Hot-air balloon visits Sequim as a teaser for next year’s festival

SEQUIM — As if wanting to entice a healthy flock of hot-air balloons, Sequim presented an azure sky and a field unruffled by even the slightest wind Tuesday afternoon — for what amounted to a teaser.

This teaser, starring the 90,000-cubic-foot balloon Aura, was for the inaugural Sequim Balloon Festival, a multicolored and -faceted event to take place here Labor Day weekend, Sept. 1-3, 2012.

Mandy and Vic Johnson of Covington brought Aura, a balloon and four-person basket powered by liquid propane, to Fred and Loretta Grant’s property at the end of Washington Harbor Road.

Shortly after 5 p.m., they inflated the thing, then let it breathe as the festival steering committee watched.

Heading up the group is Randall Tomaras, the festival organizer who calls the event not just a good, high time, but also “an economic exercise.”

Tomaras, a Sequim-based commercial photographer who previously orchestrated Everett’s centennial celebration — which included a hot-air balloon show — first floated the Sequim festival concept earlier this year.

The first time up, he said, the event should attract about 20 balloon meisters — including Vic Johnson, who said he is “absolutely” coming back for it — plus plenty of admirers.

There will be early morning group launches, balloon rides and a “night glow,” when the balloonists turn on their heaters to illuminate their colorful orbs, Tomaras promised.

“The whole idea,” he said, “is to create an economic benefit for this area.”

As he began envisioning a balloon festival, Tomaras researched Sequim’s late-summer weather and found that the Sept. 1-3 period rarely sees rain or winds above 10 mph.

That makes it ideal for hot-air ballooning, he said.

And Sequim’s festival will have abundant activities alongside the main event: music, a wine-grape stomp, a children’s play space and bicycle, foot and kayak races.

“We’re going to put in a reflecting pool the size of a football field,” Tomaras added, to turn the Grants’ field into a giant mirror for the balloons in the sky.

“We’ll have vendors, a food court . . . and we’re going to try to get some Elvis impersonators” for good measure.

Tomaras and the festival committee will be on the lookout for sponsors.
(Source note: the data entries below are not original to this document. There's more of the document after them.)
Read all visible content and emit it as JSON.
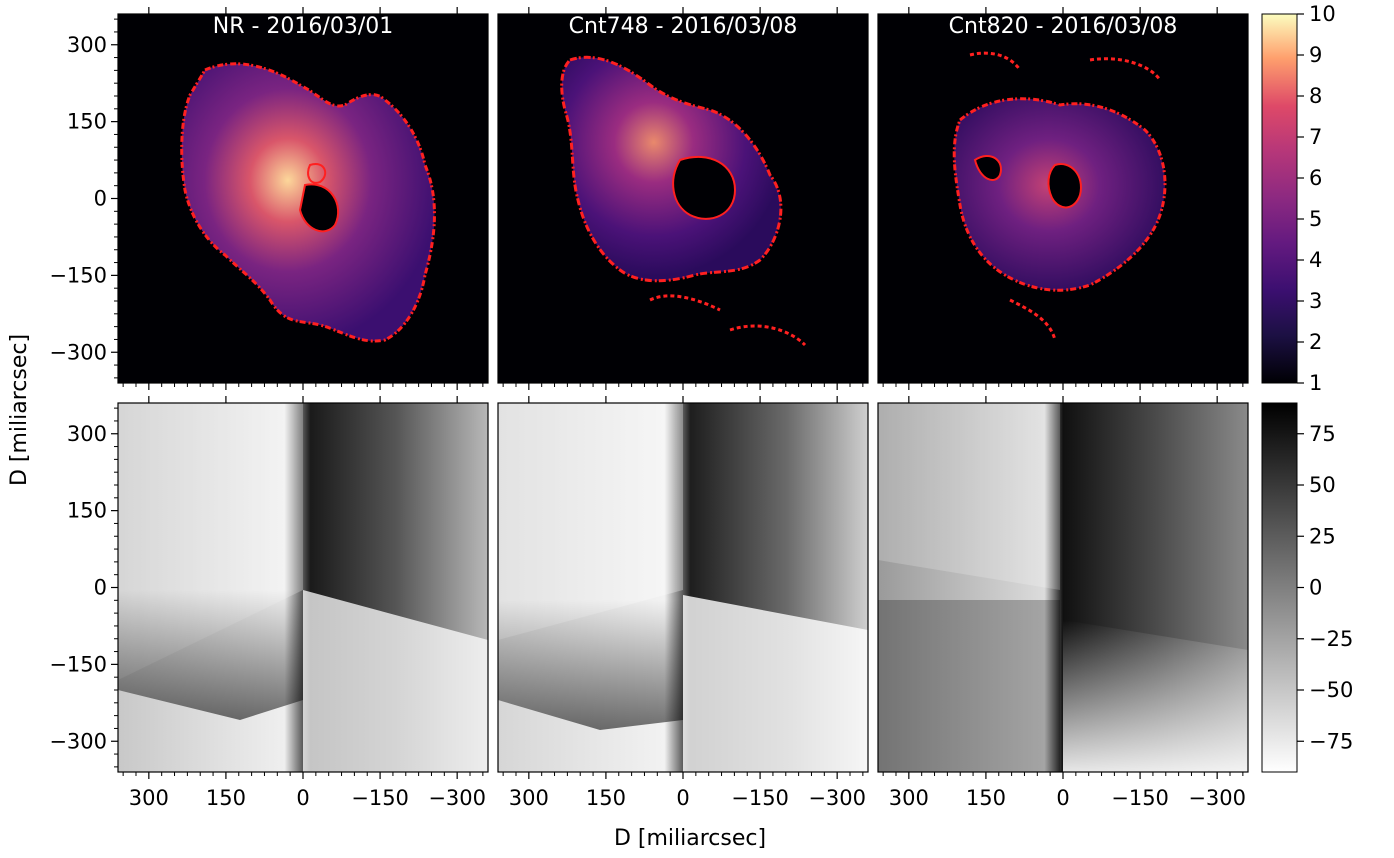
{
  "chart_data": [
    {
      "type": "heatmap",
      "panel": "top-left",
      "title": "NR - 2016/03/01",
      "colormap": "magma",
      "contour_color": "#ff2020",
      "xlim": [
        360,
        -360
      ],
      "ylim": [
        -360,
        360
      ],
      "grid": false
    },
    {
      "type": "heatmap",
      "panel": "top-middle",
      "title": "Cnt748 - 2016/03/08",
      "colormap": "magma",
      "contour_color": "#ff2020",
      "xlim": [
        360,
        -360
      ],
      "ylim": [
        -360,
        360
      ],
      "grid": false
    },
    {
      "type": "heatmap",
      "panel": "top-right",
      "title": "Cnt820 - 2016/03/08",
      "colormap": "magma",
      "contour_color": "#ff2020",
      "xlim": [
        360,
        -360
      ],
      "ylim": [
        -360,
        360
      ],
      "grid": false
    },
    {
      "type": "heatmap",
      "panel": "bottom-left",
      "colormap": "gray",
      "xlim": [
        360,
        -360
      ],
      "ylim": [
        -360,
        360
      ],
      "grid": false
    },
    {
      "type": "heatmap",
      "panel": "bottom-middle",
      "colormap": "gray",
      "xlim": [
        360,
        -360
      ],
      "ylim": [
        -360,
        360
      ],
      "grid": false
    },
    {
      "type": "heatmap",
      "panel": "bottom-right",
      "colormap": "gray",
      "xlim": [
        360,
        -360
      ],
      "ylim": [
        -360,
        360
      ],
      "grid": false
    }
  ],
  "axes": {
    "xlabel": "D [miliarcsec]",
    "ylabel": "D [miliarcsec]",
    "x_ticks": [
      300,
      150,
      0,
      -150,
      -300
    ],
    "x_tick_labels": [
      "300",
      "150",
      "0",
      "−150",
      "−300"
    ],
    "y_ticks": [
      300,
      150,
      0,
      -150,
      -300
    ],
    "y_tick_labels": [
      "300",
      "150",
      "0",
      "−150",
      "−300"
    ]
  },
  "colorbars": [
    {
      "name": "top",
      "colormap": "magma",
      "range": [
        1,
        10
      ],
      "ticks": [
        1,
        2,
        3,
        4,
        5,
        6,
        7,
        8,
        9,
        10
      ],
      "tick_labels": [
        "1",
        "2",
        "3",
        "4",
        "5",
        "6",
        "7",
        "8",
        "9",
        "10"
      ]
    },
    {
      "name": "bottom",
      "colormap": "gray_r",
      "range": [
        -90,
        90
      ],
      "ticks": [
        75,
        50,
        25,
        0,
        -25,
        -50,
        -75
      ],
      "tick_labels": [
        "75",
        "50",
        "25",
        "0",
        "−25",
        "−50",
        "−75"
      ]
    }
  ],
  "colors": {
    "contour": "#ff2020",
    "background_dark": "#000004",
    "title_text": "#ffffff"
  }
}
Already they’ve sparked the interest of The Brokers Group, a real estate firm in Sequim.

“I just think it’s so cool,” Brokers Group co-owner Deborah Norman said of the launch plan.
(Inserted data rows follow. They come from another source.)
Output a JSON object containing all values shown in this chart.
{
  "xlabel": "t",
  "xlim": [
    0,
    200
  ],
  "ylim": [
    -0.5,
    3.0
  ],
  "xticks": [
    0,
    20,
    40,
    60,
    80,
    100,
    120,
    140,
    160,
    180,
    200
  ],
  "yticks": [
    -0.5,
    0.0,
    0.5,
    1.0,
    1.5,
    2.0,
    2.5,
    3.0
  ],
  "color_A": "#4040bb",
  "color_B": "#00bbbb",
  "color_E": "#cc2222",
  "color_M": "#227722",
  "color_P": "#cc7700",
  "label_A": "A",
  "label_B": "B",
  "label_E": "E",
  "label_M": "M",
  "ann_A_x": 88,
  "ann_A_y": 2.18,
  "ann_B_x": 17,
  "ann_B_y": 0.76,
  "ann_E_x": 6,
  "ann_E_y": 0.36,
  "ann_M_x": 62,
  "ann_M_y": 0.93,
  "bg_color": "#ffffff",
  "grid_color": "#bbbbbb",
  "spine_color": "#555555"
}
“We’re excited to have something unique.”

Once the Sequim event is aloft, the North Olympic Peninsula will join cities — and wide-open spaces — across the nation and globe.

In Washington state, hot-air balloon races and rallies fill the skies over Winthrop, Walla Walla, Prosser and Quincy.

Then, there’s the Poorly Attended New Year’s Day Rally, which attracts maybe a handful of balloons Jan. 1 in Tracy, Calif., and the International Balloon Fiesta in early October, when 700 balloons ascend above Albuquerque, N.M.

“It’s a great shoulder-season event,” Barbara Hanna, the city of Sequim’s communications and marketing manager, said of the planned festival.

The Olympic Peninsula attracts tourists all summer long, and hot-air balloons and their accompanying activities would “really extend the season. So it’s great timing,” Hanna said.